Aksi jual ini menyusul sesi yang suram di Wall Street setelah data ketenagakerjaan AS mengaburkan harapan akan penurunan suku bunga lebih lanjut dan kekhawatiran tentang apakah valuasi saham kecerdasan buatan yang terlalu tinggi dapat dibenarkan.
Indeks acuan Kospi Seoul diperdagangkan turun hampir 4 persen, sementara indeks Nikkei Tokyo turun 2,3 persen pada perdagangan pagi.
Samsung Electronics merosot 4,8 persen dan saingannya SK Hynix anjlok lebih dari 9 persen. Kedua perusahaan tersebut merupakan dua produsen chip memori terkemuka di dunia.
Penurunan ini terjadi sehari setelah reli di seluruh kawasan yang dipicu oleh laporan pendapatan dari perusahaan AI terkemuka, Nvidia, yang melampaui ekspektasi karena permintaan yang tinggi untuk chip canggih.
CEO Jensen Huang menepis kekhawatiran akan gelembung kecerdasan buatan.
Nvidia, yang chip-nya digunakan untuk melatih dan mendukung sistem AI generatif, bulan lalu menjadi perusahaan pertama di dunia yang valuasinya di atas US$5 triliun, meskipun kapitalisasi pasarnya telah menyusut menjadi sekitar US$4,4 triliun.

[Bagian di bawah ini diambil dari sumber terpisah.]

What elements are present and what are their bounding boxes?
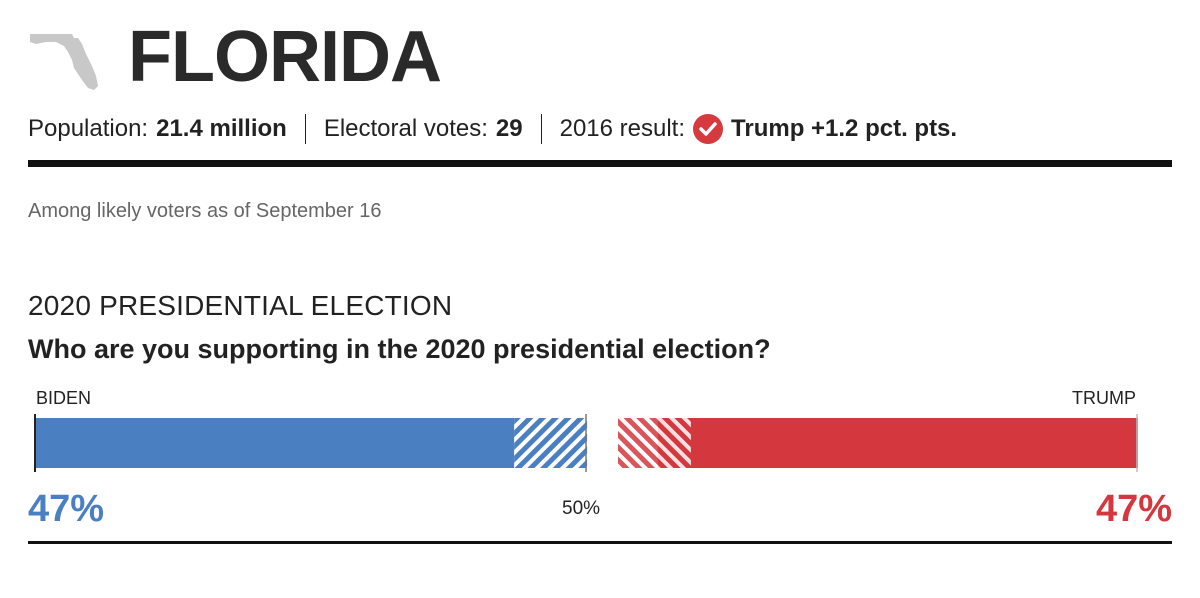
footer-rule <box>28 541 1172 544</box>
section-title: 2020 PRESIDENTIAL ELECTION <box>28 290 453 321</box>
midpoint-label: 50% <box>562 498 601 519</box>
divider <box>540 114 542 144</box>
state-facts: Population: 21.4 million Electoral votes… <box>28 112 957 146</box>
population-fact: Population: 21.4 million <box>28 115 287 143</box>
trump-label: TRUMP <box>1072 388 1136 408</box>
poll-bar-svg <box>34 414 1138 472</box>
biden-bar <box>34 418 515 468</box>
electoral-label: Electoral votes: <box>323 115 488 142</box>
poll-bar-chart <box>34 414 1138 472</box>
biden-error-band <box>514 418 588 468</box>
trump-bar <box>657 418 1138 468</box>
result-label: 2016 result: <box>559 115 686 142</box>
trump-error-band <box>618 418 691 468</box>
biden-label: BIDEN <box>36 388 92 408</box>
state-title: FLORIDA <box>128 17 442 97</box>
checkmark-icon <box>693 114 724 144</box>
divider <box>304 114 306 144</box>
result-value: Trump +1.2 pct. pts. <box>731 115 958 142</box>
population-label: Population: <box>28 115 149 142</box>
biden-value-label: 47% <box>28 488 105 530</box>
population-value: 21.4 million <box>156 115 287 142</box>
electoral-value: 29 <box>495 115 523 142</box>
sample-note: Among likely voters as of September 16 <box>28 200 382 222</box>
header-rule <box>28 160 1172 167</box>
florida-map-icon <box>30 34 98 90</box>
trump-value-label: 47% <box>1095 488 1172 530</box>
electoral-fact: Electoral votes: 29 <box>324 115 523 143</box>
result-fact: 2016 result: Trump +1.2 pct. pts. <box>560 114 957 144</box>
question-text: Who are you supporting in the 2020 presi… <box>28 334 771 364</box>
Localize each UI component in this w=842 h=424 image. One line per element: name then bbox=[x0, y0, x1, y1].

Investasi bernilai miliaran dolar dalam AI telah menjadi pendorong utama lonjakan global di sebagian besar saham teknologi, yang mendorong valuasi ke rekor tertinggi.
“Untuk saat ini, pergerakan di pasar domestik (Korea Selatan) tak terelakkan terkait dengan fluktuasi harian saham teknologi AS, termasuk indeks berjangka Nasdaq dan perdagangan setelah jam kerja Nvidia,” kata Han Ji-young, analis dari Kiwoom Securities.
“Pendapatan Nvidia memang mengejutkan, tetapi di tengah volatilitas jangka pendek yang tinggi, bahkan katalis yang kuat pun kesulitan untuk menghasilkan kenaikan yang signifikan,” tambahnya.
Pengeluaran terkait AI diperkirakan mencapai sekitar US$1,5 triliun pada tahun 2025, menurut perusahaan riset AS Gartner, dan lebih dari US$2 triliun pada tahun 2026 – setara dengan hampir 2 persen dari produk domestik bruto global.
Ketegangan geopolitik turut mendorong kegilaan ini, terutama untuk membangun pusat data yang menampung puluhan ribu chip mahal yang membutuhkan daya listrik yang luar biasa besar dan pendinginan yang boros energi.
SoftBank Group Jepang, pendukung utama OpenAI, produsen ChatGPT, anjlok hingga 10,7 persen pada awal perdagangan.
SoftBank, OpenAI, dan raksasa cloud Oracle bersama-sama memimpin proyek Stargate senilai US$500 miliar untuk membangun infrastruktur AI di Amerika Serikat yang diumumkan oleh Presiden Donald Trump pada bulan Januari.
Stephen Innes dari SPI Asset Management mengatakan tidak ada “katalis tunggal” untuk kejatuhan saham.
“Yang kami saksikan adalah pasar mencapai titik kritis psikologis – jenis pembalikan yang pernah dialami oleh setiap pedagang veteran, namun tidak dapat diukur atau dipahami secara wajar secara real-time,” ujarnya.
“Jepang, Korea, dan Australia semuanya dibuka dalam posisi defensif, dengan para pedagang sepenuhnya menyadari bahwa optimisme yang dipimpin Nvidia telah menguap sebelum jam makan siang AS.”